Papa!” Vathana cried.

“We’ll have a good talk,” Chhuon said. “We’ll plan everything as it should be. When we’re finished eating I’ll come and ask you to meet our guests. You know how very distinguished Mister Pech is, eh? Ah, but I think still, you’re too beautiful for his son.”

Vathana laughed, at first a small titter, then a bigger giggle, then a sustained gleeful laugh. It was the first time in seven weeks Chhuon had joked with her, with anyone, had given her any indication he was aware of the wedding plans. Vathana went to him, knelt beside him. She grasped his callused hands. Chhuon squeezed her hands briefly then said, “Now go. Let me get ready.”

Blossoms and candles made the central room of the Cahuom home feel as elegant as the dining room of the best French restaurant in Neak Luong. Mister Pech and his wife were expected within the hour for the connecting-word ceremony, a serious conversation about the couple’s future, a bountiful meal, and a time for Vathana to meet, for the first time, her betrothed. On the morrow the four parents would go to the khrou for advice on picking a lucky day for the wedding.

That Vathana had never spoken to Teck was not unusual.

Nor was it unusual that he had seen her only in a photograph.

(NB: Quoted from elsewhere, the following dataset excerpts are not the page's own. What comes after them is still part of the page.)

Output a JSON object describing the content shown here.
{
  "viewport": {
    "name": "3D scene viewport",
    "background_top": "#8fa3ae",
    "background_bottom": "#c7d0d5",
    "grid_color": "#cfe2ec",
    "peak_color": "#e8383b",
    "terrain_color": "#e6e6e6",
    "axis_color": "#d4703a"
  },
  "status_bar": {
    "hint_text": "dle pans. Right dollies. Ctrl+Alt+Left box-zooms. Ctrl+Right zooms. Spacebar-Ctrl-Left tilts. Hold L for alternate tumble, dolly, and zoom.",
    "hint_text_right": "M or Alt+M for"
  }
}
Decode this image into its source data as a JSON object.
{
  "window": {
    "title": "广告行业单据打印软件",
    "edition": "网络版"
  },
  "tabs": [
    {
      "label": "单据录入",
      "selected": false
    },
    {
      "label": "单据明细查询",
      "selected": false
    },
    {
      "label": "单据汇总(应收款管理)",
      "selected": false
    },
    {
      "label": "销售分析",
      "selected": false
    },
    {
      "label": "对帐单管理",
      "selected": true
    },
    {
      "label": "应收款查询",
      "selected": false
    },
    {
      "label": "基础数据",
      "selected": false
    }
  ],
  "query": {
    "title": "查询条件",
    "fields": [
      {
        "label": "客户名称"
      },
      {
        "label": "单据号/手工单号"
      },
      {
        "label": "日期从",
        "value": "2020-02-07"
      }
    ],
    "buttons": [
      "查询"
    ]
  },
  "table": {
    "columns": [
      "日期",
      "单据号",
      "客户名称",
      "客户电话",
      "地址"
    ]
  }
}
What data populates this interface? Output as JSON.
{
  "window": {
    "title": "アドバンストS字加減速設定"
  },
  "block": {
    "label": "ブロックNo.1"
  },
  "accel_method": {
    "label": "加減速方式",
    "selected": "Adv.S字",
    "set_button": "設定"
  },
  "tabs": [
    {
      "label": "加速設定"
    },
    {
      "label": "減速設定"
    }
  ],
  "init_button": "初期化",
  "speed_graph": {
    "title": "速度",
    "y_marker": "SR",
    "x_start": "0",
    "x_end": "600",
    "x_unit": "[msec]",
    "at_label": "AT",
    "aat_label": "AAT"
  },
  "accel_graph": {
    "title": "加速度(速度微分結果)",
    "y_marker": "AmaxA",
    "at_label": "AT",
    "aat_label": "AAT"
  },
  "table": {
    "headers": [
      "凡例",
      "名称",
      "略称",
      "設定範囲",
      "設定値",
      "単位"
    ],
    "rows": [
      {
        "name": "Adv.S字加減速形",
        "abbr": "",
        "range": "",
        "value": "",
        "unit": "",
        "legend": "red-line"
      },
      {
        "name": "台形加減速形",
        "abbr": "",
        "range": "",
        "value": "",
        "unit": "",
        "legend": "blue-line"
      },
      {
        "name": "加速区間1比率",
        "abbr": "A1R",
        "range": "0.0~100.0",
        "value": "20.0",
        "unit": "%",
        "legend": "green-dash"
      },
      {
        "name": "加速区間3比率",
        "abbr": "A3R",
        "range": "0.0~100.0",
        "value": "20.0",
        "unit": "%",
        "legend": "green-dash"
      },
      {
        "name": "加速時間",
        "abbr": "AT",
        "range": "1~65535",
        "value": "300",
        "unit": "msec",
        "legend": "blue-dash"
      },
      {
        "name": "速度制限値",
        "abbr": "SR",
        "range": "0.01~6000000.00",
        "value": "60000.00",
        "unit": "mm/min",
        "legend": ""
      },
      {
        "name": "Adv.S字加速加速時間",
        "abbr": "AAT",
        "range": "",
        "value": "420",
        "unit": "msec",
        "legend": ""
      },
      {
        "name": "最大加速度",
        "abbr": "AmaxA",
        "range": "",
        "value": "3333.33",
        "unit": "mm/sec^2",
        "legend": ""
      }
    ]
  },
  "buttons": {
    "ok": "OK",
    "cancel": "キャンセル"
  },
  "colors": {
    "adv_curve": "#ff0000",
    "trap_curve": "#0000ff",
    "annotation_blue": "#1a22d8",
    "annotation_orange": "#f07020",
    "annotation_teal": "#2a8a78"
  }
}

Uncle Cheam had made the preliminary arrangements and he was trusted by all. Pech Lim Song knew that Cahuom Chhuon’s family was a good family, if rural, and Chhuon knew that the Pechs were of excellent ancestry. To the parents, nothing more need be of concern.

Chhuon washed, dressed in his best clothes. He stopped every few minutes to kiss his statuette of Buddha seven times. His hair had grown an inch long since the hundredth-day ceremony for his father. One did not shave one’s head for the death of a child. To keep the bristles from standing straight out, Chhuon oiled them lightly and combed them to one side. He could not help but feel empty as he checked himself in a mirror, and he could not rejoice at the thought of Vathana’s wedding. Tiny Phum Sath Din, he thought, raising children to populate the cities. Samay had moved to the monastery to begin Sangha training. Vathana would move to Neak Luong. No...he could not repeat their names again. Only Peou will be here, he thought. Only Peou.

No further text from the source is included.